JpGU-AGU Joint Meeting 2017

講演情報

[EE]Eveningポスター発表

セッション記号 M (領域外・複数領域) » M-IS ジョイント

[M-IS04] [EE] Interdisciplinary studies on pre-earthquake processes

2017年5月24日(水) 17:15 〜 18:30 ポスター会場 (国際展示場 7ホール)

[MIS04-P02] Statistical analysis of ULF geomagnetic changes related to earthquake activity using transfer function around Kakioka,Japan, during 1997-2015

*篠崎 誠1服部 克巳1韓 鵬2 (1.千葉大学、2.統計数理研究所)

Recently, ultra low frequency(ULF, less than 1 Hz) has been considered one of the most prospective bands to detect earthquake precursory signatures because of its larger skin depth. Han et,al., 2014 have performed statistical studies at Kakioka(KAK) station, it is proved that ULF geomagnetic changes preceding earthquake at KAK station has statistical significances. However, we can use only the remote station as a reference which shows a high correlation with KAK station. Therefore, to study use any remote station for investigation the ULF geomagnetic changes related to earthquake, we have performed statistical studies using the geomagnetic transfer function approach using the KAK station, Japan, during 1997-2015. We investigated the energy of ULF geomagnetic signals of the frequency around 0.01 Hz using wavelet transform analysis.
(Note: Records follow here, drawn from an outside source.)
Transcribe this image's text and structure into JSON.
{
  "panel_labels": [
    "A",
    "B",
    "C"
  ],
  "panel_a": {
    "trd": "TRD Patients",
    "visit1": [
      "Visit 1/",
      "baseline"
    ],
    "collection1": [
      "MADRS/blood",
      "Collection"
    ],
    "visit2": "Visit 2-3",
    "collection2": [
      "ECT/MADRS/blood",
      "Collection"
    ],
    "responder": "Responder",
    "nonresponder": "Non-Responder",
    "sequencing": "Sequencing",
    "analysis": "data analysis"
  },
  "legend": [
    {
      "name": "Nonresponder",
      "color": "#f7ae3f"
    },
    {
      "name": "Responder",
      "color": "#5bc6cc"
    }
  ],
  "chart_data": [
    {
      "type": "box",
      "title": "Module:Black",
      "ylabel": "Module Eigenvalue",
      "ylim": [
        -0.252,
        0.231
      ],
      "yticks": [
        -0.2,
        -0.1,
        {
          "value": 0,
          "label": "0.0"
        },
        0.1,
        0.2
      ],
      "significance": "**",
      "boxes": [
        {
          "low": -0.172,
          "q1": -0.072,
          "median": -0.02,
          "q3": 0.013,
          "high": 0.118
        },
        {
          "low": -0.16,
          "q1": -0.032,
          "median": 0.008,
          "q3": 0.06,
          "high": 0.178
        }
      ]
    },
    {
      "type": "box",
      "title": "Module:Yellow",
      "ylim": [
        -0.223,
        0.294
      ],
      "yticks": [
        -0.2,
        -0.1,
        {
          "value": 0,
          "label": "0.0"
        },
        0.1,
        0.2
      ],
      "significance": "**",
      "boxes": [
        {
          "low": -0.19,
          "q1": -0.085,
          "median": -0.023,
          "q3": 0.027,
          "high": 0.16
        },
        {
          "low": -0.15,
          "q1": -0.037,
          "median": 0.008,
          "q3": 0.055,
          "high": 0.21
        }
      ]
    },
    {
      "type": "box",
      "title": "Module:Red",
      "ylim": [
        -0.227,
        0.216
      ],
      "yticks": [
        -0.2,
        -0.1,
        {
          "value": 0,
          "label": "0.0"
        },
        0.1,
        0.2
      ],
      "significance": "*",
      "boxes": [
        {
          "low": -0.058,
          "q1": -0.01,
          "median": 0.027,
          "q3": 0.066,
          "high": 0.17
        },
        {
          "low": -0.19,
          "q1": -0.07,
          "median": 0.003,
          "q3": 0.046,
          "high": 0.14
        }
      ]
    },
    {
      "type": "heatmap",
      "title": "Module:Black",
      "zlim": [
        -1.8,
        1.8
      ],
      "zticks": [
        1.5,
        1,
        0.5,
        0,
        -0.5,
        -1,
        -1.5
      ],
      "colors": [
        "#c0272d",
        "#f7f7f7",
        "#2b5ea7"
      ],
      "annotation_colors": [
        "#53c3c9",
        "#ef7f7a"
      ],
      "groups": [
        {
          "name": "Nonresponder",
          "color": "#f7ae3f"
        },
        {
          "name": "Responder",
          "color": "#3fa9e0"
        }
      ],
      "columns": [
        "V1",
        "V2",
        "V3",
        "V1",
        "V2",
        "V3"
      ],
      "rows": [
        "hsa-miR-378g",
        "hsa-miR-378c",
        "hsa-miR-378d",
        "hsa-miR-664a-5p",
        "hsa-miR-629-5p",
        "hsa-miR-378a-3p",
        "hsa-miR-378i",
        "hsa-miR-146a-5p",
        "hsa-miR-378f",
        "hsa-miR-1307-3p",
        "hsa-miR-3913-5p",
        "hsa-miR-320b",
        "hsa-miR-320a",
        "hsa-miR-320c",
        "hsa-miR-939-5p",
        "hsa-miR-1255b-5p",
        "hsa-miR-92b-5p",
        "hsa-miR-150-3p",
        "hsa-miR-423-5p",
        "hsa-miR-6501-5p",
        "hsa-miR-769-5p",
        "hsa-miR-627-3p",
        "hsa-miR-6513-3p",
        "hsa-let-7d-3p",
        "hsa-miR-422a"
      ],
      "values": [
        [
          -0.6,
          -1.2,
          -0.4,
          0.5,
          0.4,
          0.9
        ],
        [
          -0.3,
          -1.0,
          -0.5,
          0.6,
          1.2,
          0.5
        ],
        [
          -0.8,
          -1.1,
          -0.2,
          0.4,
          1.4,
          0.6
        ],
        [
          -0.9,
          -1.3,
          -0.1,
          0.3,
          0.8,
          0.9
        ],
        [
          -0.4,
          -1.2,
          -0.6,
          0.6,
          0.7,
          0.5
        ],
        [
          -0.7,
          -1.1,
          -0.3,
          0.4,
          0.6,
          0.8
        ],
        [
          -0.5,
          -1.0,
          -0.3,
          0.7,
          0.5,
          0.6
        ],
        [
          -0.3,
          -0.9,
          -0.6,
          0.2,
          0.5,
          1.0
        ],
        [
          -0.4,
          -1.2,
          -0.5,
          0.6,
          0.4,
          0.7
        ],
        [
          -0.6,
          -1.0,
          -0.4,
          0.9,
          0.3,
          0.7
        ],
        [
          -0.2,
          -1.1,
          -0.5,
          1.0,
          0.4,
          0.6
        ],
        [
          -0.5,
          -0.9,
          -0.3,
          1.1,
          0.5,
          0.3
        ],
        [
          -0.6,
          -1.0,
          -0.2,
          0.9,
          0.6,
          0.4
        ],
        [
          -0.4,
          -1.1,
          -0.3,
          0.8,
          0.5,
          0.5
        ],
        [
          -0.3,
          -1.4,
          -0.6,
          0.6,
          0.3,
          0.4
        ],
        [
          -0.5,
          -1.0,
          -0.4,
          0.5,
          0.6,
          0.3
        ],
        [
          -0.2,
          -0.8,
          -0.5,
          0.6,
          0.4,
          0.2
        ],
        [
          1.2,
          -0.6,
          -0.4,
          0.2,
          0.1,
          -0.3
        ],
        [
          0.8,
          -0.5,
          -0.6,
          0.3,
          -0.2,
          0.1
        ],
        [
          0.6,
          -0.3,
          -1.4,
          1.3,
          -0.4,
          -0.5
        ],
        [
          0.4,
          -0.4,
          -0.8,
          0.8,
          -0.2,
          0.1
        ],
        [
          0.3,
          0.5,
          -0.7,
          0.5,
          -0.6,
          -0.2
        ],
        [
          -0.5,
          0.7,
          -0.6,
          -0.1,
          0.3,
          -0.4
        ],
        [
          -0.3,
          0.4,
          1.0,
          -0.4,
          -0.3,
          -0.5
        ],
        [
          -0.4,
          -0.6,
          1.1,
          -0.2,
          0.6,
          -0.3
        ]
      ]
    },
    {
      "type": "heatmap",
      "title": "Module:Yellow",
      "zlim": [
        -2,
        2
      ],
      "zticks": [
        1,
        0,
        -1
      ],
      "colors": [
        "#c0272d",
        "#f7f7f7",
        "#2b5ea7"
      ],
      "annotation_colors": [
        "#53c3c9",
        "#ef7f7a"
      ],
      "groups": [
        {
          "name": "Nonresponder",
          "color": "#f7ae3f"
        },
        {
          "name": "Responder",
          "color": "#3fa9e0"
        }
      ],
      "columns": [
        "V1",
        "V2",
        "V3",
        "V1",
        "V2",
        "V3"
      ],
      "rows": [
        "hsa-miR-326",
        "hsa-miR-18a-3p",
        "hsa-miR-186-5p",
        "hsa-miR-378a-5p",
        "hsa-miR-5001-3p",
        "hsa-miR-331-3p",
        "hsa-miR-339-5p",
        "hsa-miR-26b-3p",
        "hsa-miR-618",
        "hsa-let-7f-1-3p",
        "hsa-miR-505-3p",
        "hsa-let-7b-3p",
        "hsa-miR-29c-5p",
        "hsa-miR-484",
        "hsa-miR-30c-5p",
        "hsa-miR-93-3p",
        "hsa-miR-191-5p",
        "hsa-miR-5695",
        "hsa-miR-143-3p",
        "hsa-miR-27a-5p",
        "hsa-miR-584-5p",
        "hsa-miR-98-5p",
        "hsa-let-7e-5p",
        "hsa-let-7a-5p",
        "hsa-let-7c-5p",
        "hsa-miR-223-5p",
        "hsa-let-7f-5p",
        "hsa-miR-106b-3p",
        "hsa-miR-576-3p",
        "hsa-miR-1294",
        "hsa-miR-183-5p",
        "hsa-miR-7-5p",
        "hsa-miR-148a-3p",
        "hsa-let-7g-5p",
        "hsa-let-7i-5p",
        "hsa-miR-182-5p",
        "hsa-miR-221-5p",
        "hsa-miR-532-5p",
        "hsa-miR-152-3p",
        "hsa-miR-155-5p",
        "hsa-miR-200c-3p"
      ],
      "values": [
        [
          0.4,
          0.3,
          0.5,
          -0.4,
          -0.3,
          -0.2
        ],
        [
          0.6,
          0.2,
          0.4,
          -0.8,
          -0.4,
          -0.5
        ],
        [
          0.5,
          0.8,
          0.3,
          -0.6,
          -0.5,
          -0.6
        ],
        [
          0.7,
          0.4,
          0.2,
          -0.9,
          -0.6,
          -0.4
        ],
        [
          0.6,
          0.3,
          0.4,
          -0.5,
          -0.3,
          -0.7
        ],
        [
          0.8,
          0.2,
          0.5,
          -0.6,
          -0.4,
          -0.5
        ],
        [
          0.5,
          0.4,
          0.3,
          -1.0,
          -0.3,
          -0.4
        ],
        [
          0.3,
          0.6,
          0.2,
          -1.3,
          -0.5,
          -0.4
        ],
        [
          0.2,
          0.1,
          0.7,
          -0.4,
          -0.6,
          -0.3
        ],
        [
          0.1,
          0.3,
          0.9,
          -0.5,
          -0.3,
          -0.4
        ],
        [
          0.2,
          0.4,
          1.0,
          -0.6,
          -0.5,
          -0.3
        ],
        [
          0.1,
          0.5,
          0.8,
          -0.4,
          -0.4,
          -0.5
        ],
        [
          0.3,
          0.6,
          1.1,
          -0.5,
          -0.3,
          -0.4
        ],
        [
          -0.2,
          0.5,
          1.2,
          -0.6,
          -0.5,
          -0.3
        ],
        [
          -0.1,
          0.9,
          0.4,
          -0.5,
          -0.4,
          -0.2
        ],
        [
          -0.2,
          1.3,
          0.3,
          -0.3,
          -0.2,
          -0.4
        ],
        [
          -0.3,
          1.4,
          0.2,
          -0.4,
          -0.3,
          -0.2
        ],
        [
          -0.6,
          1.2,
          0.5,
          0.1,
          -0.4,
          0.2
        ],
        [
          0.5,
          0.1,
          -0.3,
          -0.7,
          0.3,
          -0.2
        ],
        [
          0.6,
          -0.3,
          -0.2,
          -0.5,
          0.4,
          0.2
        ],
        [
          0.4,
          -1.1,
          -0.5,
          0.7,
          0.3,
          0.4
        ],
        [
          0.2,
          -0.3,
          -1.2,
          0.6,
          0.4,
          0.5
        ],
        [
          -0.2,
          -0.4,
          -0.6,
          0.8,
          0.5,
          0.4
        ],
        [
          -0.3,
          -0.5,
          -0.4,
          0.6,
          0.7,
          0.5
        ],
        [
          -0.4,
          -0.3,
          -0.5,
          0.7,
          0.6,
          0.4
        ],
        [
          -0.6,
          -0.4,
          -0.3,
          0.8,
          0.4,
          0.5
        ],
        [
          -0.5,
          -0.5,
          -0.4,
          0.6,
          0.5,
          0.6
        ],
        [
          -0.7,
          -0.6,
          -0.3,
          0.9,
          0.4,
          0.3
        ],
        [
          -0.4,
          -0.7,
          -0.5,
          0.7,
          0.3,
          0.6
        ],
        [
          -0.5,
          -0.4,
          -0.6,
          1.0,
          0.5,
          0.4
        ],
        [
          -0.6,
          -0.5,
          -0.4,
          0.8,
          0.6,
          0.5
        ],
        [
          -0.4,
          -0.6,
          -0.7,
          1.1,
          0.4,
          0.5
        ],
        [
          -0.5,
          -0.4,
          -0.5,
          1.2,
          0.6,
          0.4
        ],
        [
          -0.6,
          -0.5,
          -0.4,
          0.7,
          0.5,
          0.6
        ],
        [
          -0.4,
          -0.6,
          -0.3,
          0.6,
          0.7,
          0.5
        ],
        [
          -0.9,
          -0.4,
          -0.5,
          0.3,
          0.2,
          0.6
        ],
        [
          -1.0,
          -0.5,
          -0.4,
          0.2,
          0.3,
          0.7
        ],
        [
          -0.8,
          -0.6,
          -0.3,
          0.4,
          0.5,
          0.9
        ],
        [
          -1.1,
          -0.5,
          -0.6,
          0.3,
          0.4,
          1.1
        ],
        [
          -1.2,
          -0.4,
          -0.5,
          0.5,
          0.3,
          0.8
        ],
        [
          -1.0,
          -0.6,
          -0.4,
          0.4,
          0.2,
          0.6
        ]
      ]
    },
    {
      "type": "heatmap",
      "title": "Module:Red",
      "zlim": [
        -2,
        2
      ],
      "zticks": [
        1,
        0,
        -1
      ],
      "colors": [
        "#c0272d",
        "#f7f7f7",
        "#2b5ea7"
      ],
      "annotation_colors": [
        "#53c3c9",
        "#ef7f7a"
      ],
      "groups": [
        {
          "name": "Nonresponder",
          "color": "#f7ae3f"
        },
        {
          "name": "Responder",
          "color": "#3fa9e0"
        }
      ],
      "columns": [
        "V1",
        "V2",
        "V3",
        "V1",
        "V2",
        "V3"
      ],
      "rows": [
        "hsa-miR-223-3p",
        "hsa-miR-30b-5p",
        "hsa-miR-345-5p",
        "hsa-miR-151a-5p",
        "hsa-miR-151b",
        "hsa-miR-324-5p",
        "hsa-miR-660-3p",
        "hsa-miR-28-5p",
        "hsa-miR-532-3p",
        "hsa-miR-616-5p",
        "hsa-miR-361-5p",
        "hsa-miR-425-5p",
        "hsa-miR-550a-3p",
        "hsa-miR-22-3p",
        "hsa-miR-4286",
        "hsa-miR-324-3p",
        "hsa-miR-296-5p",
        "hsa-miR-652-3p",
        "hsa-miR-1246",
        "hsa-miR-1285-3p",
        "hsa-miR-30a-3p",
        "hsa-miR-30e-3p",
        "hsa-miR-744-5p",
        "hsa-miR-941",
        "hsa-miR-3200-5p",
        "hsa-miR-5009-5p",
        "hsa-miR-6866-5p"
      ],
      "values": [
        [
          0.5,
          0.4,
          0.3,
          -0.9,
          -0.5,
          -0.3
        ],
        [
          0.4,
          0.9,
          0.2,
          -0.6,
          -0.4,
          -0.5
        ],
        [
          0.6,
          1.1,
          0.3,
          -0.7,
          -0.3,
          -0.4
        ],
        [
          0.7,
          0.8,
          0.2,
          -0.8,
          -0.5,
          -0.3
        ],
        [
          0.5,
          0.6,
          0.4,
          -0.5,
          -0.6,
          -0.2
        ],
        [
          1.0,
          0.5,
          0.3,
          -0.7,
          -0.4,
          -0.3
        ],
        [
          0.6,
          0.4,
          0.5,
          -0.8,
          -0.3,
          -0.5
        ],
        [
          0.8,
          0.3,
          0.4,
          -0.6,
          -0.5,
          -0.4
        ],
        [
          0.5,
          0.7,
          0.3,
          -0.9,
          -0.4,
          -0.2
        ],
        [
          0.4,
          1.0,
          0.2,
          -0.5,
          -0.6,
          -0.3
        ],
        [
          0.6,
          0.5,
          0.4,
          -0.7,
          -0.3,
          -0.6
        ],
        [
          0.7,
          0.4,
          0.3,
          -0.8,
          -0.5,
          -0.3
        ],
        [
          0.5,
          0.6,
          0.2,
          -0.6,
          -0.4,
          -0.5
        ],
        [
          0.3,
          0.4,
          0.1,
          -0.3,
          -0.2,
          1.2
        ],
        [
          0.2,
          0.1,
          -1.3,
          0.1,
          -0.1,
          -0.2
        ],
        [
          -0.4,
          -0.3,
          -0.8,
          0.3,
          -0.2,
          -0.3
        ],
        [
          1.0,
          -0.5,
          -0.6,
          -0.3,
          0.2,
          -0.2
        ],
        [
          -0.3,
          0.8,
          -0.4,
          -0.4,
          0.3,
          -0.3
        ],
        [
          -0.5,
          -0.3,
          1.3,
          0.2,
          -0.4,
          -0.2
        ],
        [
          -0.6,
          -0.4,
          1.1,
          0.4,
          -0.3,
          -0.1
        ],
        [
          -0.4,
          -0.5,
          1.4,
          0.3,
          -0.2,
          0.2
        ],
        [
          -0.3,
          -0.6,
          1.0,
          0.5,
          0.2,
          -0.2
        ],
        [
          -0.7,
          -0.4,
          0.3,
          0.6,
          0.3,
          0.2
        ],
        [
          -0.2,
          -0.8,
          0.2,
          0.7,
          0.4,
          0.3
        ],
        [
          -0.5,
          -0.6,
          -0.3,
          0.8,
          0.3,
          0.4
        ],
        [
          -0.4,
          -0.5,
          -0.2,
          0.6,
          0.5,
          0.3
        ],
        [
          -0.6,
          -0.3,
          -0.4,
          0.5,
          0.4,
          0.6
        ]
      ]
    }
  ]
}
To minimize the influences of artificial noisesand to remove global geomagnetic perturbations, we used only the geomagnetic data observed at nighttime (LT01:30 A.M. to 04:30 A.M.) and utilized observations from a remote station, Memambetsu, as a reference. We have computed geomagnetic Z component at KAK station using transfer function, and defined P value (the ratio observed Z component and computed). We have determined threshold for geomagnetic anomaly from P value. Earthquake as Es>10^8 at KAK station have chosen for this study. Statistical results of superposed epoch analysis have indicated that significant correlation between ULF geomagnetic changes and earthquake 21-25 days before the events. Further, we have evaluated the precursory information of ULF geomagnetic changes related to earthquake using Molchan’s error diagram. The probability Gain(PG) is around 1.3 against a Poisson model. The above results have indicated that it is possible to use any remote station using transfer function. Details will be given in the presentation.